Hackers are impersonating popular video conferencing apps like Zoom, Google Meet and Microsoft Teams in a new form of phishing scams.
A new report from Check Point Research outlines that since lots of people are using these services during the COVID-19 pandemic, hackers have registered domains to pose as the services and get users to download malware or allow unauthorized access to sensitive information.
The research firm has found 2,449 domains related to Zoom in the past three weeks. It concluded that 32 of the links are malicious and 320 of them are considered suspicious.
Further, users have fallen prey to a phishing campaign that poses as Microsoft Teams. For instance, hackers are sending out emails titled: “You have been added to a team in Microsoft Teams.” The emails contain a malicious link, and victims ended up downloading the malware when they clicked on the fake “Open Microsoft Teams” icon.
There have also been several fake Google Meet links that led users to suspicious websites in attempts to retrieve personal information.
Check Point Research notes that there are also several phishing email campaigns that pose as the World Health Organization.

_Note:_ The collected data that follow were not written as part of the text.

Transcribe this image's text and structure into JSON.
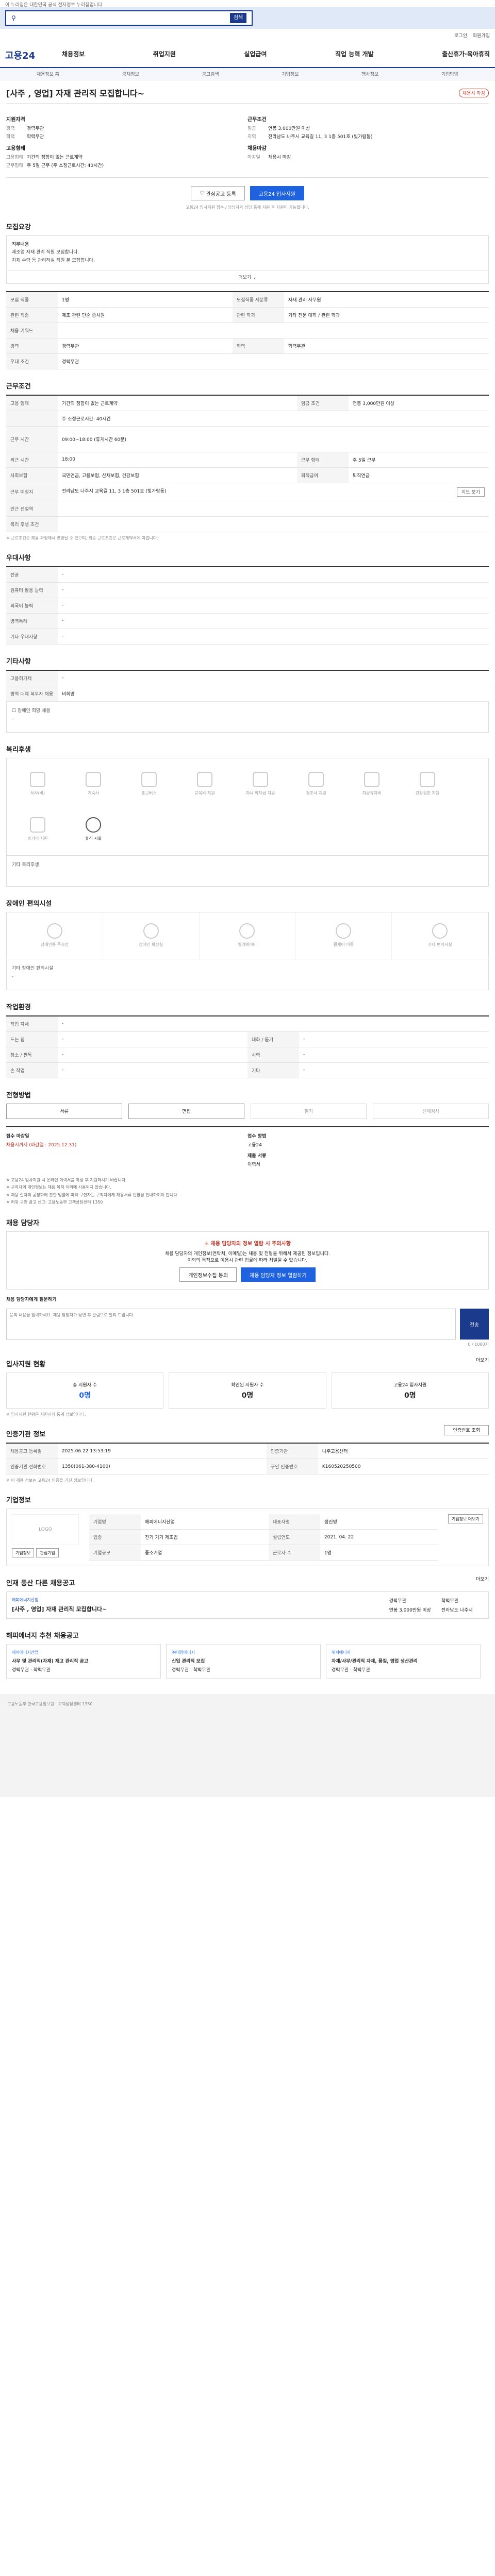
{
  "top": {
    "notice": "이 누리집은 대한민국 공식 전자정부 누리집입니다."
  },
  "search": {
    "placeholder": "",
    "button": "검색"
  },
  "header": {
    "util": [
      "로그인",
      "회원가입"
    ],
    "logo": "고용24",
    "gnb": [
      "채용정보",
      "취업지원",
      "실업급여",
      "직업 능력 개발",
      "출산휴가·육아휴직"
    ]
  },
  "subnav": [
    "채용정보 홈",
    "공채정보",
    "공고검색",
    "기업정보",
    "행사정보",
    "기업탐방"
  ],
  "job": {
    "title": "[사주 , 영업] 자재 관리직 모집합니다~",
    "badge": "채용시 마감",
    "summary_left": {
      "h1": "지원자격",
      "r1k": "경력",
      "r1v": "경력무관",
      "r2k": "학력",
      "r2v": "학력무관",
      "h2": "고용형태",
      "r3k": "고용형태",
      "r3v": "기간의 정함이 없는 근로계약",
      "r4k": "근무형태",
      "r4v": "주 5일 근무 (주 소정근로시간: 40시간)"
    },
    "summary_right": {
      "h1": "근무조건",
      "r1k": "임금",
      "r1v": "연봉 3,000만원 이상",
      "r2k": "지역",
      "r2v": "전라남도 나주시 교육길 11, 3 1층 501호 (빛가람동)",
      "h2": "채용마감",
      "r3k": "마감일",
      "r3v": "채용시 마감"
    },
    "btn_save": "관심공고 등록",
    "btn_apply": "고용24 입사지원",
    "small_notice": "고용24 입사지원 접수 / 담당자와 상담 통해 지원 후 지원이 가능합니다."
  },
  "recruit": {
    "title": "모집요강",
    "body": [
      "직무내용",
      "제조업 자재 관리 직원 모집합니다.",
      "자재 수량 등 관리하실 직원 분 모집합니다."
    ],
    "more": "더보기",
    "rows": [
      [
        "모집 직종",
        "1명",
        "모집직종 세분류",
        "자재 관리 사무원"
      ],
      [
        "관련 직종",
        "제조 관련 단순 종사원",
        "관련 학과",
        "기타 전문 대학 / 관련 학과"
      ],
      [
        "채용 키워드",
        ""
      ],
      [
        "경력",
        "경력무관",
        "학력",
        "학력무관"
      ],
      [
        "우대 조건",
        "경력무관"
      ]
    ]
  },
  "work": {
    "title": "근무조건",
    "rows": [
      [
        "고용 형태",
        "기간의 정함이 없는 근로계약",
        "임금 조건",
        "연봉 3,000만원 이상"
      ],
      [
        "",
        "주 소정근로시간: 40시간"
      ],
      [
        "근무 시간",
        "09:00~18:00 (휴게시간 60분)",
        "",
        ""
      ],
      [
        "퇴근 시간",
        "18:00",
        "근무 형태",
        "주 5일 근무"
      ],
      [
        "사회보험",
        "국민연금, 고용보험, 산재보험, 건강보험",
        "퇴직급여",
        "퇴직연금"
      ],
      [
        "근무 예정지",
        "전라남도 나주시 교육길 11, 3 1층 501호 (빛가람동)",
        "",
        ""
      ],
      [
        "인근 전철역",
        ""
      ],
      [
        "복리 후생 조건",
        ""
      ]
    ],
    "note": "※ 근로조건은 채용 과정에서 변경될 수 있으며, 최종 근로조건은 근로계약서에 따릅니다.",
    "map_btn": "지도 보기"
  },
  "prefer": {
    "title": "우대사항",
    "rows": [
      [
        "전공",
        "-"
      ],
      [
        "컴퓨터 활용 능력",
        "-"
      ],
      [
        "외국어 능력",
        "-"
      ],
      [
        "병역특례",
        "-"
      ],
      [
        "기타 우대사항",
        "-"
      ]
    ]
  },
  "etc": {
    "title": "기타사항",
    "rows": [
      [
        "고용허가제",
        "-"
      ],
      [
        "병역 대체 복무자 채용",
        "비희망"
      ]
    ],
    "dis_label": "장애인 희망 채용",
    "dis_value": "-"
  },
  "welfare": {
    "title": "복리후생",
    "items": [
      "식사(비)",
      "기숙사",
      "통근버스",
      "교육비 지원",
      "자녀 학자금 지원",
      "경조사 지원",
      "차량유지비",
      "건강검진 지원",
      "휴가비 지원",
      "휴식 시설"
    ],
    "extra_label": "기타 복리후생"
  },
  "disability": {
    "title": "장애인 편의시설",
    "items": [
      "장애인용 주차장",
      "장애인 화장실",
      "엘리베이터",
      "휠체어 이동",
      "기타 편의시설"
    ],
    "extra_label": "기타 장애인 편의시설",
    "extra_value": "-"
  },
  "environment": {
    "title": "작업환경",
    "rows": [
      [
        "작업 자세",
        "-"
      ],
      [
        "드는 힘",
        "-",
        "대화 / 듣기",
        "-"
      ],
      [
        "청소 / 판독",
        "-",
        "시력",
        "-"
      ],
      [
        "손 작업",
        "-",
        "기타",
        "-"
      ]
    ]
  },
  "process": {
    "title": "전형방법",
    "steps": [
      "서류",
      "면접",
      "필기",
      "신체검사"
    ],
    "recv": {
      "l1": "접수 마감일",
      "v1": "채용시까지 (마감일 : 2025.12.31)",
      "l2": "접수 방법",
      "v2": "고용24",
      "l3": "제출 서류",
      "v3": "이력서"
    },
    "bullets": [
      "※ 고용24 입사지원 시 온라인 이력서를 작성 후 지원하시기 바랍니다.",
      "※ 구직자의 개인정보는 채용 목적 이외에 사용되지 않습니다.",
      "※ 채용 절차의 공정화에 관한 법률에 따라 구인자는 구직자에게 채용서류 반환을 안내하여야 합니다.",
      "※ 허위 구인 광고 신고: 고용노동부 고객상담센터 1350"
    ]
  },
  "contact": {
    "title": "채용 담당자",
    "alert": "채용 담당자의 정보 열람 시 주의사항",
    "desc": "채용 담당자의 개인정보(연락처, 이메일)는 채용 및 전형을 위해서 제공된 정보입니다.",
    "desc2": "이외의 목적으로 이용시 관련 법률에 따라 처벌될 수 있습니다.",
    "b1": "개인정보수집 동의",
    "b2": "채용 담당자 정보 열람하기",
    "qa_label": "채용 담당자에게 질문하기",
    "qa_placeholder": "문의 내용을 입력하세요. 채용 담당자가 답변 후 알림으로 알려 드립니다.",
    "qa_count": "0 / 1000자",
    "send": "전송"
  },
  "apply_stats": {
    "title": "입사지원 현황",
    "link": "더보기",
    "s1l": "총 지원자 수",
    "s1v": "0명",
    "s2l": "확인된 지원자 수",
    "s2v": "0명",
    "s3l": "고용24 입사지원",
    "s3v": "0명",
    "note": "※ 입사지원 현황은 지원자의 통계 정보입니다."
  },
  "info_table": {
    "title": "인증기관 정보",
    "btn": "인증번호 조회",
    "rows": [
      [
        "채용공고 등록일",
        "2025.06.22 13:53:19",
        "인증기관",
        "나주고용센터"
      ],
      [
        "인증기관 전화번호",
        "1350(061-380-4100)",
        "구인 인증번호",
        "K160520250500"
      ]
    ],
    "note": "※ 이 채용 정보는 고용24 인증을 거친 정보입니다."
  },
  "company": {
    "title": "기업정보",
    "logo": "LOGO",
    "b1": "기업정보",
    "b2": "관심기업",
    "rows": [
      [
        "기업명",
        "해피에너지산업",
        "대표자명",
        "정진영"
      ],
      [
        "업종",
        "전기 기기 제조업",
        "설립연도",
        "2021. 04. 22"
      ],
      [
        "기업규모",
        "중소기업",
        "근로자 수",
        "1명"
      ]
    ],
    "link": "기업정보 더보기"
  },
  "related": {
    "title": "인재 풍산 다른 채용공고",
    "link": "더보기",
    "co": "해피에너지산업",
    "ti": "[사주 , 영업] 자재 관리직 모집합니다~",
    "opts": [
      "경력무관",
      "학력무관",
      "연봉 3,000만원 이상",
      "전라남도 나주시"
    ]
  },
  "recommend": {
    "title": "해피에너지 추천 채용공고",
    "cards": [
      {
        "co": "해피에너지산업",
        "ti": "사무 및 관리직(자재) 재고 관리직 공고",
        "tag": "경력무관 · 학력무관"
      },
      {
        "co": "㈜태양에너지",
        "ti": "신입 관리직 모집",
        "tag": "경력무관 · 학력무관"
      },
      {
        "co": "해피에너지",
        "ti": "자재/사무/관리직 자재, 품질, 영업 생산관리",
        "tag": "경력무관 · 학력무관"
      }
    ]
  },
  "footer": {
    "text": "고용노동부 한국고용정보원 · 고객상담센터 1350"
  }
}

Some of the emails include files that download malware onto devices, while others ask for donations for the WHO and UN to be sent to bitcoin wallets.
The firm outlines that hackers are registering virus-related domains to represent different stages of the pandemic around the world. The start of the pandemic brought several fake live map domains, and towards the end of March there were relief-based scams related to stimulus payments and government aid.
“Since several countries have started easing restrictions, and begun planning the return to normal life, domains related to life after the coronavirus have become more common, as well as domains about a possible second wave of the virus,” the report states.
So far, there have been 90,284 new domains registered globally in relation to COVID-19.